Una descrizione dettagliata di questa varietà di uva è stata scritta da Fregola nel 1932. De Astis, nel 1937, descrive la Vernaccia di San Gimignano e dichiara che “recenti ricerche indicano che ci sono forti differenze tra questo vitigno e le altre Vernacce italiane, sia bianche che rosse“.
Il vino ha caratteristiche interessanti. Il colore è giallo paglierino chiaro, è secco in bocca e l’aroma è delicatamente profumato, soprattutto quando il vino viene lasciato invecchiare in bottiglia.
Rossi
Canaiolo Nero
L’origine di questo vino è sconosciuta, sebbene sia coltivato da secoli nella zona di produzione tradizionale. Questa varietà è menzionata nel libro latino Opus Commodorum Ruralium, di Pier de’ Crescenzi, pubblicato nel 1303, dove scrive di una vitis vinifera etrusca (uva da vino etrusca) chiamata canajuola.
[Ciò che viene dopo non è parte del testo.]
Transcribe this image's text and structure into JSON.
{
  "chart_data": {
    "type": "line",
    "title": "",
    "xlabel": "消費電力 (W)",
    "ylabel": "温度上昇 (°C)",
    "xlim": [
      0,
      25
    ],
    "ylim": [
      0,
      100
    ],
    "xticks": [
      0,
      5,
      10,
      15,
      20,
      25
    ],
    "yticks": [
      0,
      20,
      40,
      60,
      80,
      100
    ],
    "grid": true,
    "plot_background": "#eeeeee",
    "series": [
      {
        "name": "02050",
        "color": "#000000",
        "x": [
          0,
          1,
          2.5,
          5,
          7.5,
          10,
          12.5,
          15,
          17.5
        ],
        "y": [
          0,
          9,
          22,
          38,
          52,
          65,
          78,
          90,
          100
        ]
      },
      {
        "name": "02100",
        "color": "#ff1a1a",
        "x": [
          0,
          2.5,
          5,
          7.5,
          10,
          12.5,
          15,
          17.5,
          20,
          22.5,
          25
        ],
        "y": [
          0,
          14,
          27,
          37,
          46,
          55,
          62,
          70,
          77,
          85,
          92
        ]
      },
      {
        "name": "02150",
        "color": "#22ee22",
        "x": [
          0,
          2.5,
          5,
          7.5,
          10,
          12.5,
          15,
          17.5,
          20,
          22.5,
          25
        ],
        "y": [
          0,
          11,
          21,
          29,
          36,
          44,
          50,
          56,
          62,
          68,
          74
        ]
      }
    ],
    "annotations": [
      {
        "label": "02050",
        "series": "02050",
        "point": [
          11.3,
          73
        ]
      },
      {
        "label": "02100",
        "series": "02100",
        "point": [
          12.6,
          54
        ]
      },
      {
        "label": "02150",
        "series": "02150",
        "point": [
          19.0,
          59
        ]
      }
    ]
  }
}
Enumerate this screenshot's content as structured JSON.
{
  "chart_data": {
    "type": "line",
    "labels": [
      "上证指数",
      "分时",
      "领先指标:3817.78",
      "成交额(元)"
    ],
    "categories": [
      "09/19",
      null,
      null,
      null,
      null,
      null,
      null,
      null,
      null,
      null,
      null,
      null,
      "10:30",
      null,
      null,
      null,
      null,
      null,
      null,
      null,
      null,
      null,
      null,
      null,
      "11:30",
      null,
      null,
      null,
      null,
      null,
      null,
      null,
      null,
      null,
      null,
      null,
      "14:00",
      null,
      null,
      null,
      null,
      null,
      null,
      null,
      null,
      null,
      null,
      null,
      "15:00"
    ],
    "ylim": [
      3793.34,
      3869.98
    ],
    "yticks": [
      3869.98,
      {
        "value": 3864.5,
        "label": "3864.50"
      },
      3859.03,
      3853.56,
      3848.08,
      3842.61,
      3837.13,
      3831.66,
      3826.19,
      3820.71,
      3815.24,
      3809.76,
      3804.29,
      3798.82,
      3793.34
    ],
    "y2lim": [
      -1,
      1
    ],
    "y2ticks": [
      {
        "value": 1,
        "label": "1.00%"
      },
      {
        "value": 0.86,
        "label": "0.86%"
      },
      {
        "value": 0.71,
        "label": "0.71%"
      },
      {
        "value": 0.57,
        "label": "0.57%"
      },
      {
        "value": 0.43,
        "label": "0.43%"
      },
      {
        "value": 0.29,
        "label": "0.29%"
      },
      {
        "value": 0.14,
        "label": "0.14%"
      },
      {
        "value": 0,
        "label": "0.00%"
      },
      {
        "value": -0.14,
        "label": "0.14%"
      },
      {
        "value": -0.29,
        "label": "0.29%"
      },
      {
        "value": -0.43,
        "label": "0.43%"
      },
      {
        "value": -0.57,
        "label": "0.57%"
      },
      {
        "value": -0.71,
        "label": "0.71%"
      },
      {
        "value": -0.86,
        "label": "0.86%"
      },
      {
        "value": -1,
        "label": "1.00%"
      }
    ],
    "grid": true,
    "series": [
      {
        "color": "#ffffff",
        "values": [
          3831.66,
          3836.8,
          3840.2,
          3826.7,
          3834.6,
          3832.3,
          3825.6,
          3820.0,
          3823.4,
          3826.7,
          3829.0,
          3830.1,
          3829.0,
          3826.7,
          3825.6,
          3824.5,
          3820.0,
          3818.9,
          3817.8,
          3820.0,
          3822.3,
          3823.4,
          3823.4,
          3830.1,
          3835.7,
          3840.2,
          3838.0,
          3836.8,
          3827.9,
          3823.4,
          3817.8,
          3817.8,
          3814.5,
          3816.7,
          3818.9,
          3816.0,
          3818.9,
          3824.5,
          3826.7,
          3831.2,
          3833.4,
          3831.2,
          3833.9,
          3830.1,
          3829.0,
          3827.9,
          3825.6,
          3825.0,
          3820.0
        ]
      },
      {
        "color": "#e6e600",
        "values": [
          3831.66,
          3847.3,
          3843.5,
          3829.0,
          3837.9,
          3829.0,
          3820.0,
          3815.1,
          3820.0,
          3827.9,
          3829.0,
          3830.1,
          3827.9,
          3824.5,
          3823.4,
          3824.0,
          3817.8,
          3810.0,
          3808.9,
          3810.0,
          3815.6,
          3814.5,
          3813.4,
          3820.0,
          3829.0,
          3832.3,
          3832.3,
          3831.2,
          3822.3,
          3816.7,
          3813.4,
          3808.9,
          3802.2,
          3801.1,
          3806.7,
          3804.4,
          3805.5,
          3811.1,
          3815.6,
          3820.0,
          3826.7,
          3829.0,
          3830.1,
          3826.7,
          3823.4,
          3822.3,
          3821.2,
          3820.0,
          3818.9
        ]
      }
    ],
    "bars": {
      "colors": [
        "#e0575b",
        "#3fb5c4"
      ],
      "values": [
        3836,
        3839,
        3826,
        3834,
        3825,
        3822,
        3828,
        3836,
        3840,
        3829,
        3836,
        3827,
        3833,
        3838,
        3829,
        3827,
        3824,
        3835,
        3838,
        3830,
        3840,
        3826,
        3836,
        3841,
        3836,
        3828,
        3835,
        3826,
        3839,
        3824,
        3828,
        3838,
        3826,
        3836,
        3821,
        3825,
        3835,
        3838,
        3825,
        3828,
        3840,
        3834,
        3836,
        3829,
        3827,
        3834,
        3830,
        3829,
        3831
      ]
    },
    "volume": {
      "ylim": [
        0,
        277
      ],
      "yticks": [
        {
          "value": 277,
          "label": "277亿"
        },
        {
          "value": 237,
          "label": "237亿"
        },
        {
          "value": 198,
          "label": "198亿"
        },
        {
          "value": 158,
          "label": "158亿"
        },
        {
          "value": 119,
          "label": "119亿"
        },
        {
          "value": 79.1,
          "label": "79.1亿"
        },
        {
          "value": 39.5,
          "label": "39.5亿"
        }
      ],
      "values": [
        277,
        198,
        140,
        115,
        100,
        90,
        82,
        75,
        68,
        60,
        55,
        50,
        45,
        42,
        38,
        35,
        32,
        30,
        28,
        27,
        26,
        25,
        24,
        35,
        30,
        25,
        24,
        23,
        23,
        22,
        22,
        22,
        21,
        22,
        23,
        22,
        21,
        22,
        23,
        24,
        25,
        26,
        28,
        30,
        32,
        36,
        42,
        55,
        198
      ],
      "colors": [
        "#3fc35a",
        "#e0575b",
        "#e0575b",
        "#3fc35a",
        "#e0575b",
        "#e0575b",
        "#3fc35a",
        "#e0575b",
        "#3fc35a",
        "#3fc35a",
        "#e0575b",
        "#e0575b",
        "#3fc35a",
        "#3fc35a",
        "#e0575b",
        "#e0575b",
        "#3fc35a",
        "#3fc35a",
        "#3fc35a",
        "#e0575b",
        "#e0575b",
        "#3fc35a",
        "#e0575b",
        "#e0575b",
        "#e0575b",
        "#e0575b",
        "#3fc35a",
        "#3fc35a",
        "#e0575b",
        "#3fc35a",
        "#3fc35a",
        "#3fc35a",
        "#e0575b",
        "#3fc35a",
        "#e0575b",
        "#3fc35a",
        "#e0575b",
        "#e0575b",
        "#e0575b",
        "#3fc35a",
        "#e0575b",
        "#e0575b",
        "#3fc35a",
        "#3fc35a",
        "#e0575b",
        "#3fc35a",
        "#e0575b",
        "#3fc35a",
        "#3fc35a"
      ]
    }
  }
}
Il vino varietale ha un corpo forte, è sufficientemente alcolico e ha un sapore amarognolo. È ideale in blend con il Sangiovese, apportando toni morbidi e rotondità al prodotto finale, come nei vini del Chianti.
Ciliegiolo
Di origine sconosciuta, si ritiene che questo vitigno sia arrivato in Italia dalla Spagna, intorno al 1870. Cresce scarsamente in varie parti del paese, anche se è in Toscana che è ampiamente coltivato ed è localmente noto anche con i nomi di Ciliegino e Ciliegiolo di Spagna.
L’acino è medio-grande e di forma rotondeggiante, la buccia è di colore viola-nero e produce una quantità piuttosto abbondante di pruina.
Il vino è di colore rosso rubino, robusto, con bassa gradazione alcolica, fruttato e con bassa acidità, per questo viene utilizzato soprattutto in uvaggi, come nei vini DOC Parrina, Colli Lucchesi, Chianti, Chianti Classico, Colli di Luni e Golfo del Tigulio.
Sangiovese
Dai documenti resi pubblici al II Simposio Internazionale organizzato dall’agenzia della regione Toscana per lo sviluppo e l’innovazione dell’agricoltura, il Sangiovese è da considerarsi un vitigno autoctono toscano. L’eredità toscana è confermata dagli antichi vitigni da cui deriva: il Ciliegiolo e il Calabrese.
Esistono molti biotipi di Sangiovese in Italia, tuttavia le varietà principali sono il Sangiovese Grosso (o Grande Sangiovese) e il Sangiovese Piccolo. Questo vitigno storico è fortemente influenzato dal terroir, dando origine a vini piuttosto diversi l’uno dall’altro, a seconda della zona di produzione. I vini Sangiovese presentano caratteristiche diverse e includono vini con buona acidità e colore rosso chiaro, così come vini robusti, alcolici e di colore scuro.